I appreciate your thoughtful critique of AI tools and their limitations. You’re right that voice-to-text technology isn’t perfect, especially with accents and pronunciation variations. These are genuine challenges that need addressing. There are so many tools about AI transcript, such as transcriptly, those tools can extract the text subtitle by AI, but just text, no accents and pronunciation variations.
Your point about human engagement in learning is crucial. AI should augment human capabilities, not replace the critical thinking and problem-solving skills that come from active participation.
Privacy and data security concerns you raise are absolutely valid. Any AI tool worth using should prioritize user privacy with transparent policies and robust protection measures.

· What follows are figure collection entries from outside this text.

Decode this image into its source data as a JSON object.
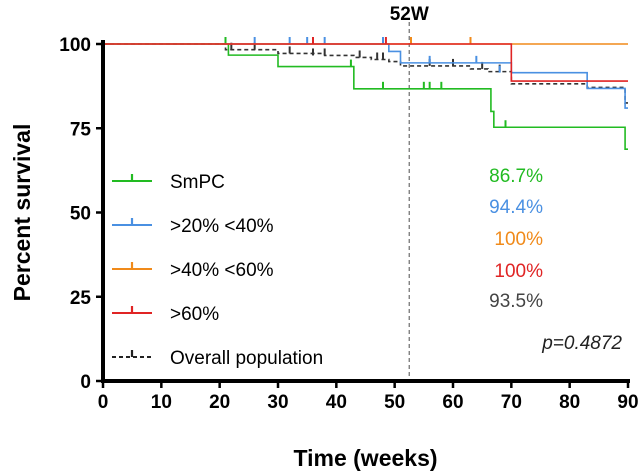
{
  "chart_data": {
    "type": "line",
    "subtype": "kaplan-meier",
    "xlabel": "Time (weeks)",
    "ylabel": "Percent survival",
    "xlim": [
      0,
      90
    ],
    "ylim": [
      0,
      100
    ],
    "xticks": [
      0,
      10,
      20,
      30,
      40,
      50,
      60,
      70,
      80,
      90
    ],
    "yticks": [
      0,
      25,
      50,
      75,
      100
    ],
    "xtick_labels": [
      "0",
      "10",
      "20",
      "30",
      "40",
      "50",
      "60",
      "70",
      "80",
      "90"
    ],
    "ytick_labels": [
      "0",
      "25",
      "50",
      "75",
      "100"
    ],
    "reference_line": {
      "x": 52.5,
      "label": "52W"
    },
    "p_value": "p=0.4872",
    "series": [
      {
        "name": "SmPC",
        "color": "#22bb22",
        "dash": false,
        "steps": [
          [
            0,
            100
          ],
          [
            21.5,
            96.7
          ],
          [
            30,
            93.3
          ],
          [
            43,
            86.7
          ],
          [
            66.5,
            80
          ],
          [
            67,
            75.3
          ],
          [
            89.5,
            68.8
          ],
          [
            90,
            68.8
          ]
        ],
        "censors": [
          [
            21,
            100
          ],
          [
            42.5,
            93.3
          ],
          [
            48,
            86.7
          ],
          [
            55,
            86.7
          ],
          [
            56,
            86.7
          ],
          [
            58,
            86.7
          ],
          [
            69,
            75.3
          ]
        ]
      },
      {
        "name": ">20% <40%",
        "color": "#4a90e2",
        "dash": false,
        "steps": [
          [
            0,
            100
          ],
          [
            49,
            97.8
          ],
          [
            51,
            94.4
          ],
          [
            70,
            91.5
          ],
          [
            83,
            86.8
          ],
          [
            89.5,
            81
          ],
          [
            90,
            81
          ]
        ],
        "censors": [
          [
            26,
            100
          ],
          [
            32,
            100
          ],
          [
            35,
            100
          ],
          [
            38,
            100
          ],
          [
            48,
            100
          ],
          [
            56,
            94.4
          ],
          [
            64,
            94.4
          ],
          [
            68,
            91.5
          ]
        ]
      },
      {
        "name": ">40% <60%",
        "color": "#f08a1a",
        "dash": false,
        "steps": [
          [
            0,
            100
          ],
          [
            90,
            100
          ]
        ],
        "censors": [
          [
            52.8,
            100
          ],
          [
            63,
            100
          ]
        ]
      },
      {
        "name": ">60%",
        "color": "#e02424",
        "dash": false,
        "steps": [
          [
            0,
            100
          ],
          [
            70,
            89
          ],
          [
            90,
            89
          ]
        ],
        "censors": [
          [
            36,
            100
          ],
          [
            48.5,
            100
          ]
        ]
      },
      {
        "name": "Overall population",
        "color": "#333333",
        "dash": true,
        "steps": [
          [
            0,
            100
          ],
          [
            21,
            98.3
          ],
          [
            30,
            97.2
          ],
          [
            38,
            96.6
          ],
          [
            43,
            96
          ],
          [
            46,
            95.4
          ],
          [
            49,
            94.8
          ],
          [
            51,
            93.5
          ],
          [
            63,
            92.6
          ],
          [
            66,
            91.8
          ],
          [
            70,
            88.2
          ],
          [
            83,
            87.1
          ],
          [
            89.5,
            82.5
          ],
          [
            90,
            82.5
          ]
        ],
        "censors": [
          [
            22,
            98.3
          ],
          [
            26,
            98.3
          ],
          [
            32,
            97.2
          ],
          [
            36,
            96.6
          ],
          [
            38,
            96.6
          ],
          [
            44,
            96
          ],
          [
            47,
            95.4
          ],
          [
            48,
            95.4
          ],
          [
            56,
            93.5
          ],
          [
            60,
            93.5
          ],
          [
            65,
            92.6
          ],
          [
            68,
            91.8
          ]
        ]
      }
    ],
    "annotations": [
      {
        "text": "86.7%",
        "color": "#22bb22"
      },
      {
        "text": "94.4%",
        "color": "#4a90e2"
      },
      {
        "text": "100%",
        "color": "#f08a1a"
      },
      {
        "text": "100%",
        "color": "#e02424"
      },
      {
        "text": "93.5%",
        "color": "#444444"
      }
    ],
    "legend": [
      {
        "label": "SmPC",
        "color": "#22bb22",
        "dash": false
      },
      {
        "label": ">20% <40%",
        "color": "#4a90e2",
        "dash": false
      },
      {
        "label": ">40% <60%",
        "color": "#f08a1a",
        "dash": false
      },
      {
        "label": ">60%",
        "color": "#e02424",
        "dash": false
      },
      {
        "label": "Overall population",
        "color": "#222222",
        "dash": true
      }
    ]
  }
}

The key is finding the right balance - using AI for what it does well (like initial transcription) while maintaining human oversight for quality, context, and meaning. For instance, while tools can convert speech to text, humans are still needed to interpret, organize, and apply that information meaningfully.
What specific aspects of AI technology would you like to see improved to better serve human needs while addressing your concerns?
“If only I’d programmed the robot to be more careful what I wished for. Robot, experience this tragic irony for me!”
This is such a weird take.
Oh poor baby, you need a wittle spell check to make sure you don’t mess up the words in your important email?
Oh little loser, you gotta have an automatic transmission to make the car go vroom vroom?
Oh Mr. has-a-life, you have to pull out Shazam instead of knowing 8 million songs by heart?
All of us use technology to make our lives easier, to supplement skills we don’t want to sink perfectionist-level time into, to enjoy “good enough” results in one area or another.
This kind of holier-than-thou hyperbolic snobbery does nothing to generate actual thoughtful reflection of where to draw the line with technology dependence and only distracts and detracts from actually good critiques of generative AI’s ethics and other negative effects. I wish this sub didn’t allow low-effort meme posts because it’s such a brain rot circle-jerk.
The goddamn meta commercial where the dad is asking, “meta, how do I get my toddler to eat breakfast” makes me wants to implode every fucking time. Like you can’t feed your kid?